On this day in 1988, the Chicago Cubs host the first night game in the history of Wrigley Field.
The first-ever night game in professional baseball took place nearly 60 years earlier, on May 2, 1930, when a Des Moines, Iowa, team hosted Wichita for a Western League game. The match-up drew 12,000 people at a time when Des Moines was averaging just 600 fans per game. Evening games soon became popular in the minors: As minor league ball clubs were routinely folding in the midst of the Great Depression, adaptable owners found the innovation a key to staying in business. The major leagues, though, took five years to catch up to their small-town counterparts.
The first big league night game took place in Cincinnati, Ohio, on May 24, 1935, and drew 25,000 fans.
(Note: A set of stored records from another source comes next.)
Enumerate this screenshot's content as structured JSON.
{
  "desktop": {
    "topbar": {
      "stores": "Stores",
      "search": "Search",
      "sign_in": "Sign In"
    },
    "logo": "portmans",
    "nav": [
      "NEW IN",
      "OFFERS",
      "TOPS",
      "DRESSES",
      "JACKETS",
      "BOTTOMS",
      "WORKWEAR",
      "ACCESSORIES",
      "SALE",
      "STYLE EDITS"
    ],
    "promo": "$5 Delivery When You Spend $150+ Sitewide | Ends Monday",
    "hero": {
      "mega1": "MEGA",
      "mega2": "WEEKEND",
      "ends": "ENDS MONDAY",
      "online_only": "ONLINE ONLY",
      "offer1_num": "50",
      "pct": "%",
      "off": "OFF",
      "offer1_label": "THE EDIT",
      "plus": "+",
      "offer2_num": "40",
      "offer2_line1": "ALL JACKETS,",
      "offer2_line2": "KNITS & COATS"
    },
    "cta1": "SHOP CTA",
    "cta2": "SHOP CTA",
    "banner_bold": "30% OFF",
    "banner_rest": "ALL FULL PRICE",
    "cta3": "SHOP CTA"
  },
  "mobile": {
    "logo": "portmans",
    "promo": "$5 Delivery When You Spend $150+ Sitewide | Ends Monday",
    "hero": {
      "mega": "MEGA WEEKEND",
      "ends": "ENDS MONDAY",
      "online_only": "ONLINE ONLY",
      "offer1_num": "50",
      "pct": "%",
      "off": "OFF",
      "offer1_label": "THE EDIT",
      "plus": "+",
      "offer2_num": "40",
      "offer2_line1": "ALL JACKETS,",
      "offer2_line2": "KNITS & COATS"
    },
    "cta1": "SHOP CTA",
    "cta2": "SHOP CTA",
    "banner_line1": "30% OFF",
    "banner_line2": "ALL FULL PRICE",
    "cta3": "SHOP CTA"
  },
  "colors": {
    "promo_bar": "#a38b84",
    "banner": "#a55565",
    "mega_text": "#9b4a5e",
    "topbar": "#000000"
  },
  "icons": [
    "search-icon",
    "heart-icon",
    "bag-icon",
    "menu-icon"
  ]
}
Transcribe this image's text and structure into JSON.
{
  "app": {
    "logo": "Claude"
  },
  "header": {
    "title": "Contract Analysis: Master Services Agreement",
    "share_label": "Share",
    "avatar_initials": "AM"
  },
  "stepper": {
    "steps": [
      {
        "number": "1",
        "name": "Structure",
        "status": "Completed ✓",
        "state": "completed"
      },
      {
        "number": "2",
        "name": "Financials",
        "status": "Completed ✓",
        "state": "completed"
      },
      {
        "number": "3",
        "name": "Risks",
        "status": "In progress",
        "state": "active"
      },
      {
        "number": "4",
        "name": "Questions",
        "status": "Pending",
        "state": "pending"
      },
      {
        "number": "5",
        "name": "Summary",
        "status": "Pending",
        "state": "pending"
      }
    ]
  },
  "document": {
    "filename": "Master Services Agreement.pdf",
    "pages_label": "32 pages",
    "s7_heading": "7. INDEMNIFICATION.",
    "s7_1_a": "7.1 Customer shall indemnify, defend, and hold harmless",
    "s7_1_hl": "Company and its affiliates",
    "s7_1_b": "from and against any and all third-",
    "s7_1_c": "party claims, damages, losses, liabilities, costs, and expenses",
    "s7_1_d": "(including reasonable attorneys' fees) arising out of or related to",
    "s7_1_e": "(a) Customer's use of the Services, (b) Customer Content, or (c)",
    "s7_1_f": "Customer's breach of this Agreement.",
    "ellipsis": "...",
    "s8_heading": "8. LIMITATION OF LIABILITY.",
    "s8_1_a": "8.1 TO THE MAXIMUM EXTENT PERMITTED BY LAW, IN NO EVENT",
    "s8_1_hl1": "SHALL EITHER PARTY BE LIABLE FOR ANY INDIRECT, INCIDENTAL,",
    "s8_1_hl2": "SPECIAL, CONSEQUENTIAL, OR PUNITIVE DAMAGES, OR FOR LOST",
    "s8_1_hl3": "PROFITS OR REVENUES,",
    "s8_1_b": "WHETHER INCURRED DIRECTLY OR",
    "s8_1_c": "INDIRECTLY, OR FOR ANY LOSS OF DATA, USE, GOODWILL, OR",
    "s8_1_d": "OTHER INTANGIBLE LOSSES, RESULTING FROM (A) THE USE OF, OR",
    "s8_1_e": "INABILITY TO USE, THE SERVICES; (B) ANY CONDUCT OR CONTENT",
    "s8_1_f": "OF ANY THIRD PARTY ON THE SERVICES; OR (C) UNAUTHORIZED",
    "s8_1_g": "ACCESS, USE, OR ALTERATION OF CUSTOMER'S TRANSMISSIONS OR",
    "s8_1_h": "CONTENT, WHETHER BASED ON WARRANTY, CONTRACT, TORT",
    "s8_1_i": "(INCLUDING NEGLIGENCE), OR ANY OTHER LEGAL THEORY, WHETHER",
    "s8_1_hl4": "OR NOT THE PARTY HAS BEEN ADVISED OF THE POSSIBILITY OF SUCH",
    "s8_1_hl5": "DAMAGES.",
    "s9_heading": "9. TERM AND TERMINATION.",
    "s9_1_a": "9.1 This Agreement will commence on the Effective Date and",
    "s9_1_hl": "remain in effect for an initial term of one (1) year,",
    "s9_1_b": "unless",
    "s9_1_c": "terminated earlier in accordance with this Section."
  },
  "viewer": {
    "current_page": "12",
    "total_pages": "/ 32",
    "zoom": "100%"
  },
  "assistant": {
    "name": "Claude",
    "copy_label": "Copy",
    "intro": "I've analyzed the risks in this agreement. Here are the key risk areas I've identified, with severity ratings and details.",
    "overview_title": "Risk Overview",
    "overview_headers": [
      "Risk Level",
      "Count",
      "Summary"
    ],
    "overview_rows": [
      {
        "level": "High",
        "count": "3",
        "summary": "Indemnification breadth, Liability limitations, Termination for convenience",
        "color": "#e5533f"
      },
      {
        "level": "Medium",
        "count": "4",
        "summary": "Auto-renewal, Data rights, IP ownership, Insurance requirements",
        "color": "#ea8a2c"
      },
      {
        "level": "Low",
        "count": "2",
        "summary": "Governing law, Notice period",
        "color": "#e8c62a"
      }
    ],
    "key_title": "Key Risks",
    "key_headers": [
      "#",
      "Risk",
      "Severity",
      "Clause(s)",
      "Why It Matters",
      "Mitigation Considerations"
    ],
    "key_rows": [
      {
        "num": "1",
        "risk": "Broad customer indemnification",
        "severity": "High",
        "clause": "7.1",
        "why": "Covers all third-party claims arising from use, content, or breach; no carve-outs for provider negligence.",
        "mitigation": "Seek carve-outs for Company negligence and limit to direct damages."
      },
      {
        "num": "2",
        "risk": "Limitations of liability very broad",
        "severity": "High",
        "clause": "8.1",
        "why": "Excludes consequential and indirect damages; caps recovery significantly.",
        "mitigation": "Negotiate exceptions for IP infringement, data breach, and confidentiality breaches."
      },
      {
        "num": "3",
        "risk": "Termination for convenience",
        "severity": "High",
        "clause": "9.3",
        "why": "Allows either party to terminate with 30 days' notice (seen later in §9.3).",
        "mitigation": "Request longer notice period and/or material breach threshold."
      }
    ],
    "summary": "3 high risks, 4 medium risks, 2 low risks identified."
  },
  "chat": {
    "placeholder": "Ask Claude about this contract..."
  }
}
The crowd stood by as President Franklin D. Roosevelt symbolically switched on the lights from Washington, D.C. To capitalize on their new evening fan base, the Reds played a night game that year against every National League team–eight games in total–and despite their lousy record of 68-85, paid attendance rose 117 percent. Over the next 13 seasons, the rest of the major league parks followed suit, with one exception, Wrigley Field, which by 1988 was the second oldest ballpark in use after Boston’s Fenway Park. For 74 seasons, the Cubs played only day games at home. Finally, on August 8, 1988, the Cubs played the Philadelphia Phillies in the park’s first night game. Ninety-one-year-old Cubs fan Harry Grossman was chosen to turn on the lights. After counting to three, he flipped the switch, and announced “Let there be light.”
Rick Sutcliffe started the game for the Cubs, and gave up a home run to Phil Bradley of the Phillies on his fourth pitch. The Cubs’ star second baseman Ryne Sandberg answered with a two-run home run in the bottom of the first inning, and with the Cubs leading in the bottom of the fourth inning 3-1, the game was called due to rain. Because the five innings needed for the game to be official were not completed, Wrigley’s first night game is officially recorded as a 6-4 win over the New York Mets on August 9, 1988.